Признаться во всем Есе означает навсегда ее потерять. Обманывать ее и дальше — значит всю жизнь прожить во лжи, не зная, в какой момент она сама все вспомнит.
Это точно мина замедленного действия, временный анальгетик, и бомба все равно взорвется.
С другой стороны Данте. Отказать ему означает предать снова, и себя в том числе. Того маленького Армана, который мечтает отомстить всем кто, делал ему больно.
Не поехать в Халифат значит позволить рабству и дальше быть, ведь Шакир не прекращал свой бизнес, он продолжает убивать невиновных.
С другой стороны, если подумать реально: что я могу сделать один? Да, я солдат, я подготовленный, но я все равно один. Данте не будет стоять у меня за спиной с автоматом, это моя задача, и я сам буду ее выполнять.

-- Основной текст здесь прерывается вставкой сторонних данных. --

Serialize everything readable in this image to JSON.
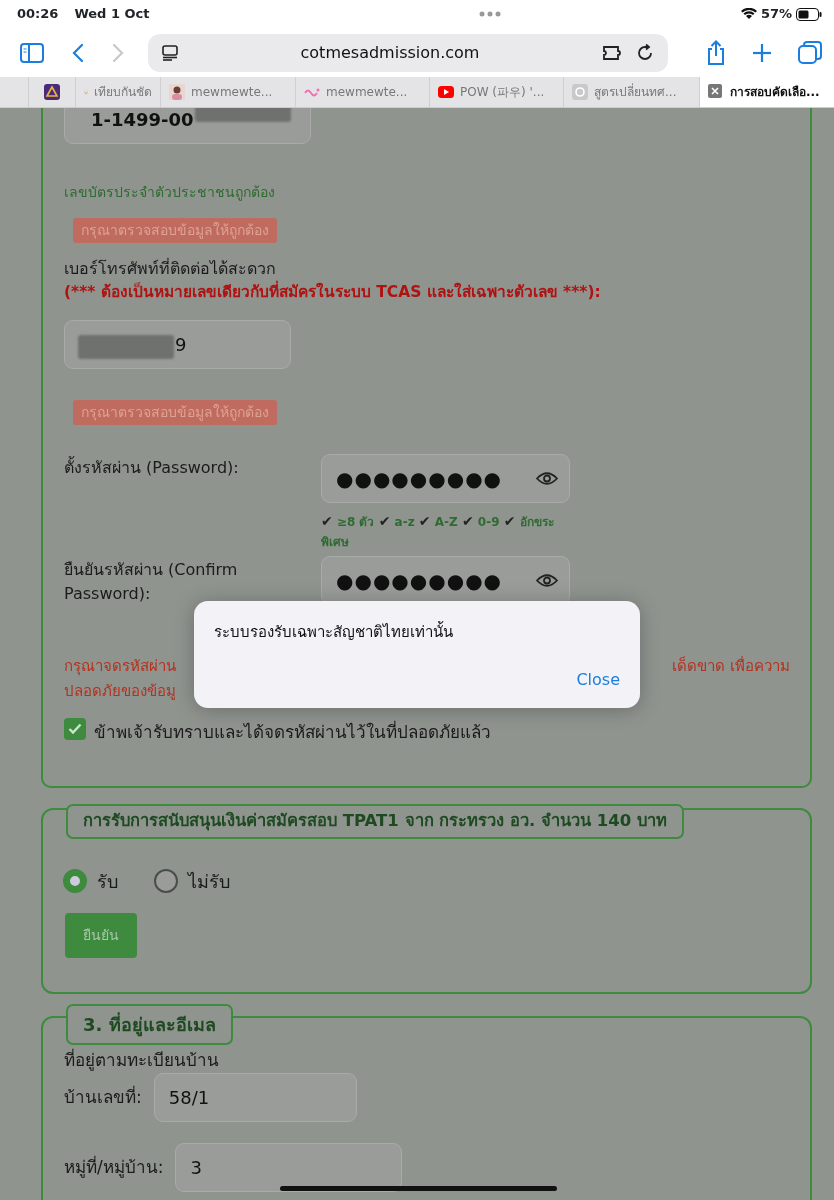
{
  "status_bar": {
    "time": "00:26",
    "date": "Wed 1 Oct",
    "battery": "57%"
  },
  "browser": {
    "url": "cotmesadmission.com",
    "forward_disabled": true,
    "tabs": [
      {
        "selected": false
      },
      {
        "label": "เทียบกันชัด",
        "selected": false
      },
      {
        "label": "mewmewte...",
        "selected": false
      },
      {
        "label": "mewmewte...",
        "selected": false
      },
      {
        "label": "POW (파우) '...",
        "selected": false
      },
      {
        "label": "สูตรเปลี่ยนทศ...",
        "selected": false
      },
      {
        "label": "การสอบคัดเลือ...",
        "selected": true
      }
    ]
  },
  "form": {
    "id_field": {
      "value": "1-1499-00"
    },
    "id_valid_message": "เลขบัตรประจำตัวประชาชนถูกต้อง",
    "id_error": "กรุณาตรวจสอบข้อมูลให้ถูกต้อง",
    "phone_label": "เบอร์โทรศัพท์ที่ติดต่อได้สะดวก",
    "phone_note": "(*** ต้องเป็นหมายเลขเดียวกับที่สมัครในระบบ TCAS และใส่เฉพาะตัวเลข ***):",
    "phone_field": {
      "value": "9"
    },
    "phone_error": "กรุณาตรวจสอบข้อมูลให้ถูกต้อง",
    "password_label": "ตั้งรหัสผ่าน (Password):",
    "password_value": "●●●●●●●●●",
    "password_checks": [
      {
        "mark": "✔",
        "label": "≥8 ตัว"
      },
      {
        "mark": "✔",
        "label": "a-z"
      },
      {
        "mark": "✔",
        "label": "A-Z"
      },
      {
        "mark": "✔",
        "label": "0-9"
      },
      {
        "mark": "✔",
        "label": "อักขระพิเศษ"
      }
    ],
    "confirm_label": "ยืนยันรหัสผ่าน (Confirm Password):",
    "confirm_value": "●●●●●●●●●",
    "warning_fragments": [
      "กรุณาจดรหัสผ่าน",
      "เด็ดขาด เพื่อความ",
      "ปลอดภัยของข้อมู"
    ],
    "acknowledge": {
      "label": "ข้าพเจ้ารับทราบและได้จดรหัสผ่านไว้ในที่ปลอดภัยแล้ว",
      "checked": true
    }
  },
  "support_section": {
    "legend": "การรับการสนับสนุนเงินค่าสมัครสอบ TPAT1 จาก กระทรวง อว. จำนวน 140 บาท",
    "options": [
      {
        "label": "รับ",
        "selected": true
      },
      {
        "label": "ไม่รับ",
        "selected": false
      }
    ],
    "button": "ยืนยัน"
  },
  "address_section": {
    "legend": "3. ที่อยู่และอีเมล",
    "subheading": "ที่อยู่ตามทะเบียนบ้าน",
    "fields": [
      {
        "label": "บ้านเลขที่:",
        "value": "58/1"
      },
      {
        "label": "หมู่ที่/หมู่บ้าน:",
        "value": "3"
      }
    ]
  },
  "alert": {
    "message": "ระบบรองรับเฉพาะสัญชาติไทยเท่านั้น",
    "button": "Close"
  }
}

Я смогу убить Шакира, убить еще несколько человек, прежде чем меня расстреляют.
Все, это просто точка, я не смогу уничтожить всю эту сеть, и, честно говоря, я не знаю, на что рассчитывает Данте.
Он уже подготовил новую рабыню. Сам ее выбрал и сам вышколил. Потому что мне не доверяет, потому что я наврал ему — и он, возможно, что-то подозревает, он не хочет больше ждать.
И снова готовится аукцион, только на этот раз другая невинная девушка погибнет. За нашу цель, за справедливость, но этот метод мне больше не нравится. Мы уподобляемся тем, кому мстим, и я больше не считаю это правильным.
Даже одна жизнь имеет ценность, нужно искать другой выход, хотя есть ли он у меня?
А моя родная дочь? А как же она? Она прожила всего несколько дней, прежде чем ее утопили люди Шакира на моих глазах. По его приказу, с его разрешения. Разве она не заслуживает точно такой же жестокой мести?
Прошло столько лет, а я до сих пор помню ее плач, ее крошечное тельце, которое мне даже ни разу не позволили подержать на руках.
Я захожу в море в одежде в обуви, шагаю по морскому дну.
В грудь дует адский ветер, вода ледяная, но мне не холодно. Мне снова больно, и этот выбор — он раздирает меня на куски.
— В тебя многие верят. Если ты есть, так скажи, что мне делать?! ЧТО мне делать, как поступить?! Отец. Скажи, какой выбор верный?
Меня окатывает волной, но я удерживаюсь на ногах. Весь мокрый, дрожь пробирает тело. Сколько раз я так замерзал, сколько раз засыпал голодным? Сколько ночей я дрожал, не в силах встать… Избитый, похищенный, напуганный ребенок.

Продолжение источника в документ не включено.